Cette décision doit être comprise dans un cadre plus large qui est celui d’une surveillance et d’un soutien des PME stratégiques, Definvest devant répondre aux préoccupations selon lesquelles les investisseurs étrangers pourraient acheter des participations et transmettre un savoir-faire sensible à l’étranger (par exemple Kalray réalise aujourd’hui 80 % de sa R&D avec des partenaires étrangers). En novembre 2016, Anne Bauer écrivait dans Les Echos que le délégué général de l’armement de l’époque, Laurent Collet-Billon, « secoué par le rachat par des groupes étrangers de quelques PME spécialisées dans des composants sophistiqués et d’usage dual (civil et militaire) » avait « plaidé avec vigueur » pour la création d’un fonds d’investissement tourné vers l’innovation de défense. « Selon lui, jamais les entreprises chinoises ou américaines n’ont autant prospecté auprès des PME françaises de la défense.
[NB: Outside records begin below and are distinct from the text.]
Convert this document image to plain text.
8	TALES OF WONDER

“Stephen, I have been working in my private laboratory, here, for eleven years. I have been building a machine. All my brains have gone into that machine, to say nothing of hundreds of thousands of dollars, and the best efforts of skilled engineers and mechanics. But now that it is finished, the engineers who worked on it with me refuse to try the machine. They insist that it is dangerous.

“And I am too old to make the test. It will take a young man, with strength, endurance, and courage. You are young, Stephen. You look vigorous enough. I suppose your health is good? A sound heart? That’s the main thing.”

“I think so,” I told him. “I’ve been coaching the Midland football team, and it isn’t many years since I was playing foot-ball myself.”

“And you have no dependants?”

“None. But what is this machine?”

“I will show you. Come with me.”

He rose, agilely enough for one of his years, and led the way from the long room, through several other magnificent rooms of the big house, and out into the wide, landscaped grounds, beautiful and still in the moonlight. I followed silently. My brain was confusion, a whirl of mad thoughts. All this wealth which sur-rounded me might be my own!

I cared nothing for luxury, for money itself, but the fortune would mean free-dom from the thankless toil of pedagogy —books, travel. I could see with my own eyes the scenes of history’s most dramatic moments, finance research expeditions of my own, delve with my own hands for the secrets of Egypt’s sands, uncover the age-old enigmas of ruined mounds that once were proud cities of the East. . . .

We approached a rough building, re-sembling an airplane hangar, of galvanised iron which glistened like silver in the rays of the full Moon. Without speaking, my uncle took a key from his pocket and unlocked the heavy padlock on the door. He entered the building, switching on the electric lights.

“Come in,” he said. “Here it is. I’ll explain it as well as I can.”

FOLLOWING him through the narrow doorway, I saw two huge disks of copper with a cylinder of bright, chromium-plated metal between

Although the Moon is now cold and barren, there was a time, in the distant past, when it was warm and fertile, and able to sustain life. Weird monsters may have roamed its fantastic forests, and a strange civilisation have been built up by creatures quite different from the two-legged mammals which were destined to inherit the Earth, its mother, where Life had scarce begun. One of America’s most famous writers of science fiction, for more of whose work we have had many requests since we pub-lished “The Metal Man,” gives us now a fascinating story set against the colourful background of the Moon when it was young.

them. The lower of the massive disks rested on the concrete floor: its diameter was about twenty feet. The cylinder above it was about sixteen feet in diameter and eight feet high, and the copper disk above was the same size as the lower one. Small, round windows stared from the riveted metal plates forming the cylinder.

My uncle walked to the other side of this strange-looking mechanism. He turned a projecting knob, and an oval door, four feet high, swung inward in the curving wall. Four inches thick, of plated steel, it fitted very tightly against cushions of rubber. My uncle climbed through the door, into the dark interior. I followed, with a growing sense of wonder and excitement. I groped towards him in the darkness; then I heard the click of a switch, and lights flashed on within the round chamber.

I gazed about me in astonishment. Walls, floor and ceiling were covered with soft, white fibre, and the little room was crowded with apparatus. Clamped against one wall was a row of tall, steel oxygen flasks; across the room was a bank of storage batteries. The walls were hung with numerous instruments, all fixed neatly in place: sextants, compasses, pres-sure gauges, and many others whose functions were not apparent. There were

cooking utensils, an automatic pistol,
Alors qu’il faut plusieurs décennies pour acquérir certains savoir-faire, Laurent Collet-Billon estime que les systèmes d’autorisation d’Etat pour contrôler les achats d’entreprises sensibles ne suffisent plus » : « Si demain la France doit acheter ses composants à Taïwan, la souveraineté de notre défense risque d’en prendre un coup » avait alors mis en garde la DGA.

 
Le soutien aux PME et start-up capables de produire des innovations de rupture est également au centre de la politique défendue par la ministre des Armées, Florence Parly qui, en plus de Definvest, a annoncé la création d’un « Defense Lab » qui « deviendra un des poumons de l’innovation dans le ministère ». La Loi de programmation militaire 2019-2025 que Parly a dévoilée cette année et qui organise l’avenir des forces et leur préparation aux menaces, pointe les besoins en matière d’innovation dans la robotique terrestre : « l’autonomisation des systèmes constitue un axe important de modernisation et d’innovation des capacités (…) les robots du domaine terrestre intégrés aux systèmes d’information et de communication infovalorisés du programme SCORPION apporteront des concepts entièrement nouveaux fondés sur la collaboration entre des plateformes et des systèmes de drones. » Si la France rate le coche des nouvelles technologies « des ruptures de charge dans les bureaux d’étude d’importance stratégique entraineraient des pertes de compétences irréversibles et auraient des répercussions durables. »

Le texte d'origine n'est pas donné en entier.